Medieval type of justice still prevails in villages in some parts of India. Dispensers of such a system have no regard for the Constitution of India or the Supreme Court decisions. A few chosen elders preside over the deliberations of life and death situations of the ‘accused’. With no appeals against their judgment, the sentence is carried out immediately. The accused will most probably face death.

The reasons mostly relate to inter-caste and intra-gotra marriages. The description that I am giving below is part of a real incident. Only the names have been changed.

…..Bantu was driving his tractor along with his uncle, who was a well-known wrestler in the area, late at night on that day. In the mud path, while trying to avoid a ditch, the unsuspecting beams of the tractor scouted and peered through the bushes bordering the forest beside the road. Two heads bobbed from behind the wavy curtain of greenery. They appeared to disappear! Tried to escape! The hunter torch was handy and after a difficult chase for about ten minutes a girl and a boy were caught by Bantu. They were into the obvious on that dark night.

The boy was given a sound thrashing, and the wrestler recognized him. He was a low-caste boy from his village. The girl was a Brahmin from the nearby village, whose family the wrestler knew well. He ordered the girl to run away, tied and bundled the boy into the trolley of the tractor. On reaching the village, the elders of the Village Panchayat were informed and the boy was lodged overnight in the cattle shed of the wrestler.

His trial began the next day. The big group of sadistic pleasure seekers from the village had assembled, and constantly hooted, as the boy was dragged on the ground. The community, to which the boy belonged, strongly protested, but they were in hopeless minority in the village.

The Five Elders began the deliberations.

The assembly looked like a big gathering in a crematorium. They exchanged opinions in whispers.

The Five Elders continued to deliberate.

Up to what extent the boy had flaunted the social norms of the caste ridden society and the unwritten laws governing the social life of the village?

The Five Elders continued to deliberate.

The serpent of caste endogamy had raised its hood blowing poisonous fumes with its fangs.

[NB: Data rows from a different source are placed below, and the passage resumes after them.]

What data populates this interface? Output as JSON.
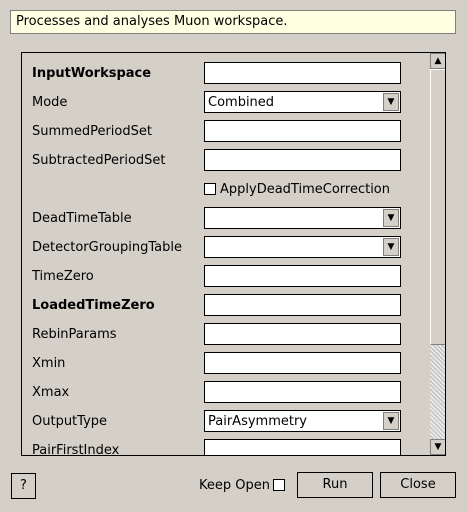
{
  "description": "Processes and analyses Muon workspace.",
  "properties": [
    {
      "label": "InputWorkspace",
      "bold": true,
      "kind": "text",
      "value": ""
    },
    {
      "label": "Mode",
      "bold": false,
      "kind": "combo",
      "value": "Combined"
    },
    {
      "label": "SummedPeriodSet",
      "bold": false,
      "kind": "text",
      "value": ""
    },
    {
      "label": "SubtractedPeriodSet",
      "bold": false,
      "kind": "text",
      "value": ""
    },
    {
      "label": "",
      "bold": false,
      "kind": "check",
      "value": "ApplyDeadTimeCorrection"
    },
    {
      "label": "DeadTimeTable",
      "bold": false,
      "kind": "combo",
      "value": ""
    },
    {
      "label": "DetectorGroupingTable",
      "bold": false,
      "kind": "combo",
      "value": ""
    },
    {
      "label": "TimeZero",
      "bold": false,
      "kind": "text",
      "value": ""
    },
    {
      "label": "LoadedTimeZero",
      "bold": true,
      "kind": "text",
      "value": ""
    },
    {
      "label": "RebinParams",
      "bold": false,
      "kind": "text",
      "value": ""
    },
    {
      "label": "Xmin",
      "bold": false,
      "kind": "text",
      "value": ""
    },
    {
      "label": "Xmax",
      "bold": false,
      "kind": "text",
      "value": ""
    },
    {
      "label": "OutputType",
      "bold": false,
      "kind": "combo",
      "value": "PairAsymmetry"
    },
    {
      "label": "PairFirstIndex",
      "bold": false,
      "kind": "text",
      "value": ""
    }
  ],
  "footer": {
    "help_label": "?",
    "keep_open_label": "Keep Open",
    "run_label": "Run",
    "close_label": "Close"
  }
}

The crowd was getting restless.

“Beat him ton pulp”’ someone shouted.

“Knock him to the ground and crush his body,” another shrieked.

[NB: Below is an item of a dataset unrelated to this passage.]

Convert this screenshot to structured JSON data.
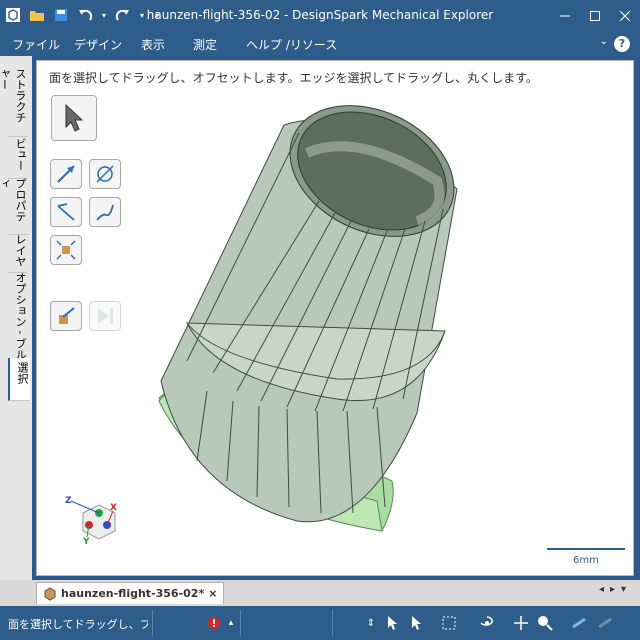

“Strip him and blacken his face”, another perverted one barked.

…….at that juncture, the girl made the dramatic appearance in the assembly and declared that she was a major and she loved the boy. They would get marry!

The crowd viciously protested and booed the girl as the boy fell to the ground and fainted!

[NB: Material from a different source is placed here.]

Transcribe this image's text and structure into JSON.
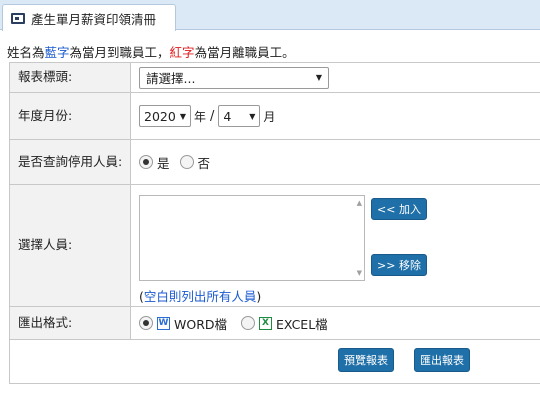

After five hours of deliberations, and noisy interruptions from the crowd, it was finally asked to remain silent and the Elders announced their unanimous decision.

…The boy and the girl dared to defy the social norms,

…sought to mock at the sacred caste system,

…they are guilty of the most heinous crime of making inter-caste love,

…the village maryada(honor) must be vindicated,

…their audacity to bring badnami (a bad name) to their elders must be severely punished,


The culture of the vultures triumphed.

The loan policeman of the village had escaped, no one knows where, even before the trial commenced.

The sentence was carried out…the death was instantaneous in both the cases. The low caste death followed by the Brahmin death! Two strong ropes of the same ‘caste’ were used to hang them.

………..Early next morning a contingent or armed policemen, with the sniffer dogs, and a posse of press photographers and some local politicians landed on the scene of the crime. The policemen lowered the bodies after they were duly photographed from several angles. The yellow press was on fire!